中国が駆け抜けてきた高度経済成長期の終わりがささやかれる現在、稼ぎ頭を叩く政策は悪手だ。ウォール・ストリート・ジャーナル紙は、「共同富裕が立ち消えになりつつある理由のひとつは、習氏が中国経済を堅調に保つべき時であるにもかかわらず、導入された政策が企業経営者らを恐怖させ、成長を鈍化させているからだ」と指摘する。

共同富裕全般についても同誌は、各業界を締め付けているだけであり、イノベーション加速のための施策がないとの厳しい見解を示している。

一方、混乱を招いた習政権は涼しい顔だ。シンガポール経営大学のヘンリー・ガオ准教授はフォーチュン誌に対し、中国共産党指導部はこうしたテック企業への打撃を意に介さないだろうと語っている。「ビッグテックの終焉を……(中国政府は)おそらくいい厄介払いだと考えるでしょう」

中国共産党は、国内で育ちゆく巨大企業を祝福するどころか、党の指導力を超え得る脅威とみなしてきた。共同富裕を口実にこうした成功企業を締め付け、巨大プラットフォームの活力を奪う目算だ。

■自転車操業だった不動産業界にとどめ

厳しい規制は、中国大企業の株価急落を招いた。BBCは、「しかしその実施に伴い、中国政府が新たな規制を導入した結果、中国最大の部類に入る複数の企業の価値から数十億ドルが消え去った。海外投資家らを動揺させている」と報じている。

不動産業界に走った激震も記憶に新しい。不動産開発大手の恒大集団(エバーグランデ)は2020年9月、経営危機に陥った。
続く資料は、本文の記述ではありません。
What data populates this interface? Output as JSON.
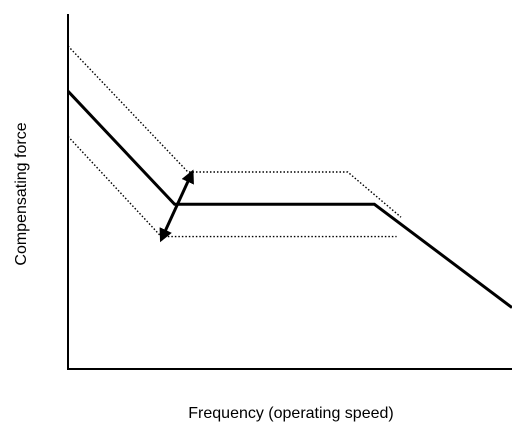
{
  "chart_data": {
    "type": "line",
    "title": "",
    "xlabel": "Frequency (operating speed)",
    "ylabel": "Compensating force",
    "xlim": [
      0,
      100
    ],
    "ylim": [
      0,
      100
    ],
    "grid": false,
    "ticks": false,
    "adjust_arrow": {
      "from": [
        21,
        40
      ],
      "to": [
        28,
        61
      ]
    },
    "series": [
      {
        "style": "solid",
        "color": "#000000",
        "points": [
          [
            0,
            86
          ],
          [
            24,
            51
          ],
          [
            69,
            51
          ],
          [
            100,
            19
          ]
        ]
      },
      {
        "style": "dotted",
        "color": "#000000",
        "points": [
          [
            0,
            100
          ],
          [
            27,
            61
          ],
          [
            63,
            61
          ],
          [
            75,
            47
          ]
        ]
      },
      {
        "style": "dotted",
        "color": "#000000",
        "points": [
          [
            0,
            72
          ],
          [
            21,
            41
          ],
          [
            74,
            41
          ]
        ]
      }
    ]
  }
}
負債比率など政府が突如導入した3つの基準、いわゆる「3つのレッドライン」が障害となり、資金繰りが困難となったためだ。混乱は他の大手デベロッパーにも波及している。

大西洋協議会は、すでに危うい不動産業界に対し、拙速な負債削減を強制したことは失策だったとみる。「巨大かつ負債を抱えた不動産業界の負債軽減をもくろんだ大規模な試み」が、結果として「経済を揺るがす恐れ」を生んだとの分析だ。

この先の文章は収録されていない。